(C) Capelight

Vor langer Zeit – genauer gesagt: im Mai 1977 – feierte mit Star Wars ein Film seine Premiere, der das gesamte Blockbuster-Kino wie kein zweiter für immer verändern und die Kindheiten mehrer Generationen für immer prägen sollte.

Bis heute hat es wohl keine Kino-„Saga“ geschafft, solch eine loyale internationale Schar an Fans an sich zu binden. Gleichzeitig hat es wohl auch noch kein FIlmemacher wie George Lucas geschafft, seine Fans durch zahlreiche Neuveröffentlichungen und nachträgliche Veränderungen zu verärgern. Die Originalfassungen der „alten“ Trilogie dürfen ihre Wege nicht mehr ins Kino finden. Und da die meisten Star Wars-Fans die Filme der Star Wars- Saga ohnehin bereits gesehen haben dürften, widmen wir uns eben lieber diesen Fans, dem Kult und Mythos rund um Star Wars.
Mit The People vs George Lucas und Fanboys bringen wir euch zwei Filme auf die Leinwand, die die Fans zu Hauptdarstellern und deren Leidenschaft für Star Wars zum Thema des Filmes machen. Selbst Star Wars-Muffel können an beiden Filmen Gefallen finden.

Und welcher Tag wäre besser geeignet, um das alles zu zelebrieren, als der International Star Wars Day? Für alle Außenstehenden: das Datum ergab sich aus der Ähnlichkeit der beiden Sätze May the fourth und May the force (be with you).
Also, für alle N24-Dolmetscher zum Mitschreiben: Am vierten Mai sind wir bei Ihnen.
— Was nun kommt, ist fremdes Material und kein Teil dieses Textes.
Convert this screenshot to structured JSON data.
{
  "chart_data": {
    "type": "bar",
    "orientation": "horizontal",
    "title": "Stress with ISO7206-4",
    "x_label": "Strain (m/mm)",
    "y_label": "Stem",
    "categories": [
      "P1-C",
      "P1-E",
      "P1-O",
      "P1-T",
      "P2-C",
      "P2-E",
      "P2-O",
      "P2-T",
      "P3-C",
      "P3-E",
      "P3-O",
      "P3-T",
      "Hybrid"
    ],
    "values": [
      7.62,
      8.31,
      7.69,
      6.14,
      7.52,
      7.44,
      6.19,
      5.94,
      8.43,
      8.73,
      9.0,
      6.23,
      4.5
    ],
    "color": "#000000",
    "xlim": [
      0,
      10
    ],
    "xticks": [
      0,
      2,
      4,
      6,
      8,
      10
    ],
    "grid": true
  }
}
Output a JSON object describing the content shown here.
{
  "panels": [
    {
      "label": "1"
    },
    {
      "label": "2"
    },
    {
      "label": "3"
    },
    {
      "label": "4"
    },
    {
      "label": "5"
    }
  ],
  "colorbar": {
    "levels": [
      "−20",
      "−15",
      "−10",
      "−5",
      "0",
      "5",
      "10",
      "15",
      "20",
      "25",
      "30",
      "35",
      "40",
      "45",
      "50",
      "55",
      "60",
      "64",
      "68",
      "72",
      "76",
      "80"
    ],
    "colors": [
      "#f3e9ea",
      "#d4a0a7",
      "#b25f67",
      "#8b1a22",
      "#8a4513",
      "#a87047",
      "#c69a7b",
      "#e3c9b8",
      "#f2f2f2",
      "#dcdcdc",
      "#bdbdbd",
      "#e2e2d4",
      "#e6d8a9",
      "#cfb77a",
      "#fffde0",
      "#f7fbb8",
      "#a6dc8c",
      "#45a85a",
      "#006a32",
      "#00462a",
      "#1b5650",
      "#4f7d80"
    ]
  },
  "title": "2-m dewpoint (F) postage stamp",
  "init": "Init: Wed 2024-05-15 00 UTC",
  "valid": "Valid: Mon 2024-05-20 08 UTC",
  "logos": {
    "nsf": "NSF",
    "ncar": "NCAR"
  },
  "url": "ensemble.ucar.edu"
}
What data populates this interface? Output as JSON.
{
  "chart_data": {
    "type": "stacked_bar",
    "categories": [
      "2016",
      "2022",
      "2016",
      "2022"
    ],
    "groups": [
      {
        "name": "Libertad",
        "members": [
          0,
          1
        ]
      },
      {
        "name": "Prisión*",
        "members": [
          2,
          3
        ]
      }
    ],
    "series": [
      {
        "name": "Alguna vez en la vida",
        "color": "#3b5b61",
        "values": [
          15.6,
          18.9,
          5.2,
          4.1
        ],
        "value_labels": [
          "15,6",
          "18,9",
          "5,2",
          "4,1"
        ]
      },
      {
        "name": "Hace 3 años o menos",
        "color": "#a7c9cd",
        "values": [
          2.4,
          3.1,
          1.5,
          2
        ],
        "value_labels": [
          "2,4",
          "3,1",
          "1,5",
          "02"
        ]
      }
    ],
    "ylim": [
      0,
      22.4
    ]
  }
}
Beginn ist 21:30

The People vs George Lucas

Für kaum eine Beziehung ist das Wort „Hassliebe“ zutreffender als für die zwischen George Lucas und den Anhängern der von ihm geschaffenen STAR WARS-Saga. Denn ob man Lucas nun dafür hasst, die Original-Trilogie ständig zu verändern und beim bloßen Gedanken an Jar Jar Binks Brechreiz bekommt oder ob man nach wie vor hinter dem Meister steht und sich sicher ist, dass Greedo schon immer zuerst geschossen hat, eins steht fest: Jeder Fan hat dazu eine Meinung und diese ist des Öfteren extrem.

Dieser nach wie vor hitzigen Debatte hat sich Dokumentarfilmer Alexandre O. Philippe angenommen und die Fangemeinde online dazu aufgerufen, ihm dafür Material zu schicken.

Drei Jahre, 634 Stunden Filmmaterial, 126 Interviews (u.a. mit Gary Kurtz und Francis F. Coppola) und nur drei Morddrohungen später ist THE PEOPLE vs GEORGE LUCAS nicht nur das Ergebnis einer wahren Odyssee, sondern auch ein umfassender, nostalgischer aber vor allem liebevoller Blick auf eines der größten Phänomene der Filmgeschichte.

Fanboys

FANBOYS - © Capelight

Nostalgisch wird es auch in FANBOYS: Wir schreiben das Jahr 1998. Wenige Wochen vor der Kinopremiere von EPISODE I ist die Welt noch in Ordnung, die allgemeine Vorfreude gigantisch und das am kontroversesten diskutierte Thema der vier eingefleischten STAR WARS-Geeks Hutch, Windows, Eric und Linus ist der Kuss zwischen Luke und Leia in DAS IMPERIUM SCHLÄGT ZURÜCK.

Doch dann erkrankt Linus an Krebs und seine Chancen, den Kinostart von EPISODE I noch zu erleben, sind verschwindend gering. Also schmieden seine Kumpels einen halsbrecherischen Plan: Um es Linus doch noch zu ermöglichen, den Film zu sehen, kidnappen sie ihn kurzerhand und begeben sich mit ihm auf eine aberwitzige Reise quer durch die USA, das Ziel stets fest im Blick: George Lucas‘ legendäre Skywalker-Ranch.

Laut, schrill und vollgepackt mit Querverweisen und Seitenhieben nicht nur auf STAR WARS inszenierte Kyle Newman diesen unterhaltsamen, sympathischen Roadtrip mit zahlreichen Gastauftritten. Möge die Macht mit den Jungs sein.